Even victory can be pure torture for Giants


Henry Schulman
SFGate/San Francisco Chronicle
Bruce Bochy is paid handsomely to manage his team, so he probably cannot wear a T-shirt that reads, "Giants baseball - torture."

Still, the manager had to summon Brian Wilson to save Sunday's 9-6 victory against the Blue Jays after the Giants had started the ninth inning with a six-run lead.

"Yeah, that's us," Bochy said afterward.

The Giants would love to enjoy another reputation, as a team that grinds at-bats and makes the opposing pitcher sweat. They have improved there and did so in averting a sweep as they finished Shaun Marcum after five innings and 102 pitches. He led 3-2.

Then, an offense that managed two runs over the two losses that began this series pasted left-handed reliever Brian Tallet for five runs in the sixth inning.

Edgar Renteria walked, Aaron Rowand doubled for his first extra-base hit in 10 days, Andres Torres grounded the tying one-out single to left, and Freddy Sanchez delivered the most important and stunning hit of the series, a three-run homer that hooked into the left-field foul pole to give the Giants a 6-3 lead.

Sanchez had not homered in 198 at-bats dating to August, by far the longest drought on the team.

Aubrey Huff kept the rally going with a single, and Juan Uribe's RBI double against new pitcher Casey Janssen gave the Giants a 7-3 lead, which Pat Burrell extended to 9-3 with a two-run homer in the eighth made possible by Fred Lewis dropping an easy Huff flyball.

"We kept giving ourselves opportunities to score," said Burrell, whose homer was his first in 16 at-bats. "If you keep giving yourself chances with guys on base, runners in scoring position, the law of averages says you're going to get a big hit. That was Freddy's today."

Fans might roll their eyes at that statement after watching the Giants consistently fail to get big hits. Bochy wished his boys could have delivered one or two for Barry Zito and Matt Cain in the preceding losses.

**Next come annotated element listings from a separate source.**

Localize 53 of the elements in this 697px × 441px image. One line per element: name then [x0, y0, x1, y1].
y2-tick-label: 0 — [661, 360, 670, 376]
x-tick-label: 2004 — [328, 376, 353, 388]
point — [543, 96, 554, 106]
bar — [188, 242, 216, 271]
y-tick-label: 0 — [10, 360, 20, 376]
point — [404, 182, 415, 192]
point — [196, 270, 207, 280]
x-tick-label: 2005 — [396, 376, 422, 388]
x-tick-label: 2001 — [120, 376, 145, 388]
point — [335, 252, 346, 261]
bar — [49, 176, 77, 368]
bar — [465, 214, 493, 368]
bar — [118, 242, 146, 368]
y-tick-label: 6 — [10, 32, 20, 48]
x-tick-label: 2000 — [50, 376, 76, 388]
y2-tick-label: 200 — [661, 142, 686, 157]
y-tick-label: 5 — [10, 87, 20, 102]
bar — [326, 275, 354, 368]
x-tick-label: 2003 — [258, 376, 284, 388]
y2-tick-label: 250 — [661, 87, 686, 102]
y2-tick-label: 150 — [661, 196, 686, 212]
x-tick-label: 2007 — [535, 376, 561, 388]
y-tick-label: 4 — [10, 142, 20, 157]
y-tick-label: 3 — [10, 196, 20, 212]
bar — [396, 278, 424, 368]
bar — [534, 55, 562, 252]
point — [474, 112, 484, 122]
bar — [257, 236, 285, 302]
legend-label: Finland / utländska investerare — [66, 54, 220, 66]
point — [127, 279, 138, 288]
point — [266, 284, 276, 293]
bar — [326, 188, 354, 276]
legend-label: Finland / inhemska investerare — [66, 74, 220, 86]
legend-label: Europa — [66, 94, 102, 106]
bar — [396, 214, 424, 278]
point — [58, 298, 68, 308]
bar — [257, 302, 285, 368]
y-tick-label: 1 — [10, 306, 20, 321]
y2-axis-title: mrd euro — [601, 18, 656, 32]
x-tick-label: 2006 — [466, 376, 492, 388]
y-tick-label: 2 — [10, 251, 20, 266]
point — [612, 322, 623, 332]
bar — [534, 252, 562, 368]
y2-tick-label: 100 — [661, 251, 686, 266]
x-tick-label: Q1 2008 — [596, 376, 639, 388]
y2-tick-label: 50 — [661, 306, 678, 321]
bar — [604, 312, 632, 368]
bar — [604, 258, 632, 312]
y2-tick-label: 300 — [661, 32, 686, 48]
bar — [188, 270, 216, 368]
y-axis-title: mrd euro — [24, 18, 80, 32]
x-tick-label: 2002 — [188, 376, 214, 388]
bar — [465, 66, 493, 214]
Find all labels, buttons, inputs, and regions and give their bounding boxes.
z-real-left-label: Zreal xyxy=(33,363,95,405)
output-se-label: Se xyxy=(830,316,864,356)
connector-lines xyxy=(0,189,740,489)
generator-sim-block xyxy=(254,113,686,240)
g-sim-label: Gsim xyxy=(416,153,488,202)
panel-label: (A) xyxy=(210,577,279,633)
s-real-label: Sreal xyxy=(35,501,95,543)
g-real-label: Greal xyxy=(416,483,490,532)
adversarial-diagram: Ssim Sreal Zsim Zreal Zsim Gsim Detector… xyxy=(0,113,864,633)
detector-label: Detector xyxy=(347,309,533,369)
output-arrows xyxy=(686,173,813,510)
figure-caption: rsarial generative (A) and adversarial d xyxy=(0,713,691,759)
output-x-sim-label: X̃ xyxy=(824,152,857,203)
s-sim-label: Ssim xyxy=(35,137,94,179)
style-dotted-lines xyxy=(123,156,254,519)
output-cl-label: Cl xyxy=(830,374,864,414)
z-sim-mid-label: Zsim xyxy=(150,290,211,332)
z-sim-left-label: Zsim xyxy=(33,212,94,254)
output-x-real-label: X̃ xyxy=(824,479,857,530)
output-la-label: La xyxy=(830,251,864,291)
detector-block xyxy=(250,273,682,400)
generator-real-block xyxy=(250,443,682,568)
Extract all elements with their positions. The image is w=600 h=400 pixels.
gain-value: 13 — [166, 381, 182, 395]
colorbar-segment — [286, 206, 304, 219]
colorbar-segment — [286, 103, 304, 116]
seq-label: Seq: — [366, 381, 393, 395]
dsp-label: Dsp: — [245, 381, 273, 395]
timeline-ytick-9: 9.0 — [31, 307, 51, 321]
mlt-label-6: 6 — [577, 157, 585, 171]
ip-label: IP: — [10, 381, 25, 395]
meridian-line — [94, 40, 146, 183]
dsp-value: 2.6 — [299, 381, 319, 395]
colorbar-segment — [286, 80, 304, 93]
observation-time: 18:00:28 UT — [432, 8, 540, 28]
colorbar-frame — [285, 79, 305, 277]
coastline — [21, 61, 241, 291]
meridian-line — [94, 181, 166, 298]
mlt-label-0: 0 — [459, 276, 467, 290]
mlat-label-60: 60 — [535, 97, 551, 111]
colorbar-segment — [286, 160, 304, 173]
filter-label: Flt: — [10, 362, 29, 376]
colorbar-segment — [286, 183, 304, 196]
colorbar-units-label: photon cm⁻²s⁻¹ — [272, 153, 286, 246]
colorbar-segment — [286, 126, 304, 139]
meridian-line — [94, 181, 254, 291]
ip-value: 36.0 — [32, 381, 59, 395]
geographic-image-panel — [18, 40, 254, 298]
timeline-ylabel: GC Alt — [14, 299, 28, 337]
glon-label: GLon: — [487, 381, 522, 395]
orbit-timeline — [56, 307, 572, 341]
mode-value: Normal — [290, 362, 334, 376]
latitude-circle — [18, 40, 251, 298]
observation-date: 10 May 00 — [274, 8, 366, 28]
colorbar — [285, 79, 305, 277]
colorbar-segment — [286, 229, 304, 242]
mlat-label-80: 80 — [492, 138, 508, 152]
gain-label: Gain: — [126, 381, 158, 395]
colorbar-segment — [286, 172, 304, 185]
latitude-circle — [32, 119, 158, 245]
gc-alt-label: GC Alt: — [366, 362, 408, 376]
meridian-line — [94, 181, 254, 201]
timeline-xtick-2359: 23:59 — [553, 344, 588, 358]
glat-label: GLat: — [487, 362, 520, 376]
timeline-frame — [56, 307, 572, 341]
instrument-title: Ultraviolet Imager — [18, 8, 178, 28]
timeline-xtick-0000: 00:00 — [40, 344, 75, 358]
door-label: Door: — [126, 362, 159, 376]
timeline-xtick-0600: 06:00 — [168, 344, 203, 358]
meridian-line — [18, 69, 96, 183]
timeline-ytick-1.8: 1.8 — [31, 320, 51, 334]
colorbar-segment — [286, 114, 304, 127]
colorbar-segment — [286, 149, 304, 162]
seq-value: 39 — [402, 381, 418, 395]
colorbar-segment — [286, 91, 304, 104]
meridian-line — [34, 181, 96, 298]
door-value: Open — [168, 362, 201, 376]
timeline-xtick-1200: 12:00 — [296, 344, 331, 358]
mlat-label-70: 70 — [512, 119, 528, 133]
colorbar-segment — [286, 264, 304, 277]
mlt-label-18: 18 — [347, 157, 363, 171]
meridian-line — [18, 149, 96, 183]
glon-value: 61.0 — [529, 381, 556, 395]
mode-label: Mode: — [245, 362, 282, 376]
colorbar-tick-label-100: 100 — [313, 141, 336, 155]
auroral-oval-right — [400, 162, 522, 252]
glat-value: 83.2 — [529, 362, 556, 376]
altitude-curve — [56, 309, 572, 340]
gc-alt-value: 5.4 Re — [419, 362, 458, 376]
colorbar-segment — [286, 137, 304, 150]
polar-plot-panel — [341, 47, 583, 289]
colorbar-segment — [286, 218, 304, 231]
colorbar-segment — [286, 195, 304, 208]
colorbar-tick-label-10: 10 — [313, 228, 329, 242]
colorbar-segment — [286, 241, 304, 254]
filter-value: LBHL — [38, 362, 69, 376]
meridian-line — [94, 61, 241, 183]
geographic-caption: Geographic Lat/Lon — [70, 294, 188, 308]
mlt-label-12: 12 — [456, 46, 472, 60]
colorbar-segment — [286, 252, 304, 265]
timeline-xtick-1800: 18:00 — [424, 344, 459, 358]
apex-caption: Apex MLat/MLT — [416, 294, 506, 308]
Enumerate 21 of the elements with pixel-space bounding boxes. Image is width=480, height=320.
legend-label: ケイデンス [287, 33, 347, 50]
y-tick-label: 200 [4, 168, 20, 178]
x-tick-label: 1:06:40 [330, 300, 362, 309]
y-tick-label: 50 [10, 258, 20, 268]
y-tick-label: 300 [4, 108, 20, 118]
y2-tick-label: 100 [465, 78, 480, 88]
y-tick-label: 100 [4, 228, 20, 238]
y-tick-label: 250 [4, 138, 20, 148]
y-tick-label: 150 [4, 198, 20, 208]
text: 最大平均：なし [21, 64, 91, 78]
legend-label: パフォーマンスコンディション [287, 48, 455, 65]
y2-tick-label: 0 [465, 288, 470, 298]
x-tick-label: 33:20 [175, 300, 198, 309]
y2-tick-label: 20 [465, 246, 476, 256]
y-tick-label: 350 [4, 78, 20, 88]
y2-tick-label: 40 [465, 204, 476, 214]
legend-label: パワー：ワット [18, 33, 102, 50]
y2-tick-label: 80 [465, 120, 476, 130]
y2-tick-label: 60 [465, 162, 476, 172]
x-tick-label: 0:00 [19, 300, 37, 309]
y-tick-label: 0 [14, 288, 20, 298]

"This game is hard to figure sometimes," Bochy said. "We get two great starts, one guy scuffles and that's the game you win."

The scuffler was Jonathan Sanchez, whose fastball command eluded him as he walked five batters and allowed three runs in 2 2/3 innings, his shortest start since July, 2008. With two more of Sanchez's runners in scoring position in the third, Bochy yanked him in favor of Denny Bautista, who retired Edwin Encarnacion on a foul pop to launch a terrific run by the bullpen.

"Bautista won the game for us," Bochy said. Indeed, Bautista was awarded the win for 2 1/3 shutout innings. Guillermo Mota followed with two more and Sergio Romo another until the ninth, when the Jays scored three against a still-struggling Jeremy Affeldt. Thus came the call for Wilson, who struck out Lyle Overbay on a high fastball for a one-batter save.

The first of three Giants homers was important, too. Huff's solo shot off Marcum in the third inning, his team-high 12th, seemed to wake the Giants from a serieslong stupor and infused some life into their dugout. Like Sanchez's homer, Huff's was very high and barely fair.

Neither Bochy nor Freddy Sanchez thought the second baseman's homer would stay fair.

"Off the bat I didn't," Sanchez said. "The man upstairs kept that thing fair. I know I stayed inside it, but it looked like it kept hooking and hooking, and then it faded back."